Sexta-feira, 29 de maio de 2026
Por Redação O Sul | 29 de agosto de 2017
Esta coluna reflete a opinião de quem a assina e não do Jornal O Sul. O Jornal O Sul adota os princípios editoriais de pluralismo, apartidarismo, jornalismo crítico e independência.
Entre os 81 senadores e 513 deputados federais há economistas e empresários. É inconcebível que não percebam nem convençam os demais sobre a necessidade de debater e votar com rapidez uma reforma tributária. É um instrumento valioso que pode levar à retomada do desenvolvimento e dos empregos. Se desconhecem a fórmula, peçam a colaboração de profissionais da área, que não se negarão. Do Executivo, mergulhado no déficit, sua única preocupação, pode-se esperar pouco. O sistema tributário brasileiro é um dos mais complicados do mundo, situação que não pode se perpetuar pelos prejuízos que provoca.
O FILME SE REPETE
“O Estado gasta mais do que recebe.

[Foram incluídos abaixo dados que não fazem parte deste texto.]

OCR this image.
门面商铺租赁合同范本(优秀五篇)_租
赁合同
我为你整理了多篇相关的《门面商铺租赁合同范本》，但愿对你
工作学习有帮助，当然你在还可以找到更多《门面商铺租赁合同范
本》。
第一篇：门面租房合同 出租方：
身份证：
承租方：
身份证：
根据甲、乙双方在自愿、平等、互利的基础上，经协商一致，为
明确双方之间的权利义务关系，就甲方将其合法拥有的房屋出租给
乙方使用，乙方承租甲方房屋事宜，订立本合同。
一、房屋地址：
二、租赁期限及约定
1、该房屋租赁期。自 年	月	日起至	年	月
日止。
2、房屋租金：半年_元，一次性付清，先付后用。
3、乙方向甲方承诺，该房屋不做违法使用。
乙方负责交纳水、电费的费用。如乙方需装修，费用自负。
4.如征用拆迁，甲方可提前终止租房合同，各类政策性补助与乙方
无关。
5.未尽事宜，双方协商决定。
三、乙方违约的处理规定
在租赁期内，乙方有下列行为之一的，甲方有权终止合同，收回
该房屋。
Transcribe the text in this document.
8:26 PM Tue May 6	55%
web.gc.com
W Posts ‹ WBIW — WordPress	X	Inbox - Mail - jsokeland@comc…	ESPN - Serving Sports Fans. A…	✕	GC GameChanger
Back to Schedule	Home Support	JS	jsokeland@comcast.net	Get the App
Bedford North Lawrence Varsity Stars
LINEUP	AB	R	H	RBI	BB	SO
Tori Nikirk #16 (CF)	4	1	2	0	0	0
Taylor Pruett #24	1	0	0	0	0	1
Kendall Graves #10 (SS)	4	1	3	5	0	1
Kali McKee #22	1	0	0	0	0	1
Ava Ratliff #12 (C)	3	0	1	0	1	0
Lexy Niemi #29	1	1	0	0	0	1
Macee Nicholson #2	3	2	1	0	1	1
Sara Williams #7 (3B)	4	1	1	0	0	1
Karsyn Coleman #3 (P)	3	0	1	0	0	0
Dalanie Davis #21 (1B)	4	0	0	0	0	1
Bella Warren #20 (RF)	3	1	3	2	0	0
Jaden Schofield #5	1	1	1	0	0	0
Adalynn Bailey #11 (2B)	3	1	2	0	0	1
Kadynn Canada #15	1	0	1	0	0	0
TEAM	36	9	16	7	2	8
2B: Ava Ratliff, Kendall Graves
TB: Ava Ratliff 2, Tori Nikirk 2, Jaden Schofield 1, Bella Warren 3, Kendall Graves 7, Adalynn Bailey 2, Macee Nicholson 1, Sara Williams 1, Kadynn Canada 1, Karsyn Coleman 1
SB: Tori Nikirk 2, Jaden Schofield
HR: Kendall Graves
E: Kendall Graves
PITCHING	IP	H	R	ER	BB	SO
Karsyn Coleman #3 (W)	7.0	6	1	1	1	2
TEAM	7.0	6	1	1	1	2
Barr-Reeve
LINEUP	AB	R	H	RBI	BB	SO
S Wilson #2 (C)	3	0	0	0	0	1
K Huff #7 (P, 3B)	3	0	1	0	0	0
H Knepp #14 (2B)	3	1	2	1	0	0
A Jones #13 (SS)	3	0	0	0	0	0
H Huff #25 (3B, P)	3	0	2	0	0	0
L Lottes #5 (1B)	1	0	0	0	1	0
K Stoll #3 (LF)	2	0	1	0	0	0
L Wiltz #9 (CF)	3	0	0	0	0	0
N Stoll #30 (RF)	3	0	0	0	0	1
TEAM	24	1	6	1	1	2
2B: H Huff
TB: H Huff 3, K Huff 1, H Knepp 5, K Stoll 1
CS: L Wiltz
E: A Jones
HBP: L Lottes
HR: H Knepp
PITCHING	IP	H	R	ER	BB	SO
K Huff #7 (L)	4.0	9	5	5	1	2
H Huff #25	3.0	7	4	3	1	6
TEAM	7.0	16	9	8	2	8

Daí o déficit público que está na ordem do dia e na ordem do presidente para cortar gastos em todos os setores da administração, que deverão alcançar cerca de 2 bilhões de dólares. Ninguém desconhece que há desperdícios na administração pública e também muitas prioridades equivocadas.” O texto retrata a situação atual, mas foi escrito e publicado em jornais no final de agosto de 1987. O autor, Severo Gomes, exerceu mandato de senador por São Paulo, de 1983 a 1991. Foi também ministro da Indústria e do Comércio e da Agricultura. Antes de entrar na Política, foi por 17 anos diretor de empresa de tecelagem. Sabia o que era cobrir um corpo longo com cobertor curto.
CONTAS ENGORDAM
A quota mensal do Fundo Partidário, no total de 43 milhões e 116 mil reais, será liberada nesta quinta-feira. As maiores fatias ficarão para PT (5 milhões e 700 mil); PSDB (4 milhões e 800 mil); PMDB (4 milhões e 600 mil); PP (2 milhões e 800 mil); PSB (2 milhões e 700 mil); PSD (2 milhões e 600 mil); PR (2 milhões e 400 mil); PRB (1 milhão e 900 mil); DEM (1 milhão e 800 mil) e PTB (1 milhão e 600 mil).
OTIMISMO
O jornal inglês Financial Times publicou ontem que o dinheiro continua sendo injetado no Brasil. Cita como exemplo a General Motors que reservou 13 bilhões de reais para investimentos até 2020, incluindo 1 bilhão e 400 milhões na fábrica de Gravataí.
CORRIDA DE OBSTÁCULOS
Quem decide empreender precisa enfrentar a burocracia até obter o registro exigido pelo setor público. A palavra mais precisa é burropatologia. Um cancro que desestimula a legalização e leva à clandestinidade.
PARA FACILITAR
O ministro do Trabalho, Ronaldo Nogueira, anda na contramão da maioria dos que ocupam cargos no poder público: vai pôr à disposição dos trabalhadores, em aplicativos de celular, todas as informações do Sistema Nacional de Emprego.
LAMENTÁVEL
O Instituto de Pesquisa de Opinião fez levantamento no Estado, revelando que o índice de votos válidos nas eleições de 2018 ficará em 50 por cento. Os demais se dividirão entre brancos, nulos e abstenções.
ABSURDO
Cresce o número de assaltos em áreas rurais de várias regiões do País. Impedir o porte de armas incentiva ações de criminosos e põe em risco a vida de vítimas.
DEU NO SITE
“Não sou candidato nem a síndico de edifício”, diz o procurador-geral da República, Rodrigo Janot. Talvez não tenha entendido: parte da população quer que ele seja o síndico da massa falida.
PARA FICAR BEM CLARO
O adolescente que agrediu professora em Santa Catarina diz que não é “nenhum monstro”.
O coitadinho está apenas a caminho de ser.
CONVERSA FIADA
“Dá para fazer diferente, dá para fazer melhor”. É a frase mais repetida nos programas de propaganda de partidos em rádio e TV. O deboche deveria ser proibido.
Esta coluna reflete a opinião de quem a assina e não do Jornal O Sul.